The API docs available here: https://raytracing-docs.nvidia.com/optix6/api_6_0/html/index.html now seem to only display the C++ API. Could we get the C API docs back please?
Thanks, I’ll inform our technical writer.
Looks like there is something wrong with the left frame. The functions are still there though.
In the left frame please navigate to NVIDIA OptiX 6.0 API > Files > File List > optix_host.h
The search field in the top-right also finds them.
The OptiX 6.0 API Reference “Modules” section is back again.
Please start at this hub for up-to-date NVIDIA ray tracing documentation: https://raytracing-docs.nvidia.com
Also notice the new OptiX 7.0 documentation on that site.
Yes I noticed the new optix 7 docs. I’m sure I’ll have lots of questions when I work up the courage to rewrite my renderer :D
Is there a good guide to the basics of CUDA streams as required for optix 7 other than the CUDA docs? It’s not obvious to me how to take advantage of the asynchronous nature of the streams - raygen programs will still use the entire device won’t they do multiple launches for sample iterations will still be serial?

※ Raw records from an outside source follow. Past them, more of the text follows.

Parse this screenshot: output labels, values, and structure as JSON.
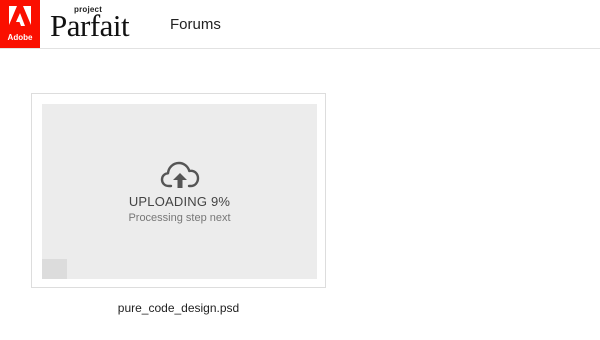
{
  "header": {
    "logo_text": "Adobe",
    "brand_small": "project",
    "brand_name": "Parfait",
    "nav_forums": "Forums"
  },
  "colors": {
    "adobe_red": "#fa0f00",
    "preview_bg": "#ececec",
    "card_border": "#dddddd"
  },
  "file_card": {
    "icon": "cloud-upload-icon",
    "status_text": "UPLOADING 9%",
    "progress_percent": 9,
    "sub_status": "Processing step next",
    "file_name": "pure_code_design.psd"
  }
}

Or is it more that I could multi thread my scene graph updates, using multiple streams , then use events to synchronize before launching the raygen program (or just have the raygen program on the default stream so it will automatically sync other streams before launching).
It’s exactly like in CUDA, all functions taking a CUDA stream argument are asynchronous.
When using launches and asynchronous CUDA memory copies, the usual care needs to be taken to parallelize or synchronize the input and output data.
Add one more dependency when rendering on multiple devices, maybe via peer-to-peer, then synchronization needs to take the other devices into account.
Using multiple streams in a progressive renderer which works on complete sub-frames would be a little involved and possibly not worth it. (Not so much for a bucket renderer producing final tiles.)
That would require a pipeline per stream and different pipeline parameters per optixLaunch(). See the note on concurrent launches here:
The accumulation of full frames from multiple streams into one shared buffer could only use atomicAdd and then your performance is worse. With multiple buffers you’d need a proper initialization strategy because not all streams start at frame 0, and a separate CUDA kernel would need to composite the results in either case. It’s getting complicated.
The OptiX SDK 7 example optixRaycasting generates two pipelines, two streams, and two device side pipeline parameters blocks and launches them both, but that example passes on concurrency because there is a cudaMalloc in between the launches which incurs a device synchronization. :-(
If you’re intending to parallelize such things I would recommend to write an arena allocator to avoid many calls to cudaMalloc.
Building acceleration structures from multiple host threads in parallel will work in OptiX 7.
Updating anything in the active scene graph will require the proper synchronization against the running launches or must all be asynchronous in the same stream.
You would change the instance acceleration structure and they are inherently connected to the shader binding table layout and you cannot change that in the middle of a launch.
The optixLaunch() takes a CUDA stream argument and is therefore asynchronous.
If you have different tasks to do in parallel on the CPU, that would just happen automatically.
If you have different task to do on the same device, you would need a separate non-blocking CUDA stream.
I have not tried running OptiX on the default stream at all. I create own streams with CU_STREAM_NON_BLOCKING and those aren’t synchronized against other streams.
Reading back data to the host after the OptiX launches involves a cuMemcpy* or cuMemcpy*Async. (I prefer the CUDA Driver API due to the more explicit multi-GPU context management.)
The synchronous copy would wait for the context to finish pending operations, the asynchronous one would need to be waited for explicitly with a cuStreamSynchronize(stream) before accessing the copied data on the host.
Some other calls are synchronous as well, for example when doing OpenGL interop with cuGraphicsMapResources() and cuGraphicsUnmapResources().
So to really have completely asynchronous launches you would need to copy the per frame data like the iteration index with an asynchronous memcpy into your context global variables block you specify via the OptixPipelineCompileOptions.pipelineLaunchParamsVariableName and the sources would need to be parallelized because you never know when the cuMemcpHtoDAsync will actually been called.
If you have any concurrent work to do beside that, use different CUDA kernels on a different non-blocking stream.
Means it’s possible to push many launches for different frames or tiles into a single CUDA stream at once which will drastically impact (reduce) the interactivity.
In my progressive renderers I normally show an update every second as long as nothing changes to save bandwidth. When trying that fully asynchronous launch method, my renderer had already so many frames launched into the stream that a synchronize to display the currently rendered result waited for multiple seconds (at >50 fps). I implemented a benchmark mode which does that for final frame rendering, where I only want the finished frame stored to disk. That gives me the maximum ray tracing performance I compare against interactive display.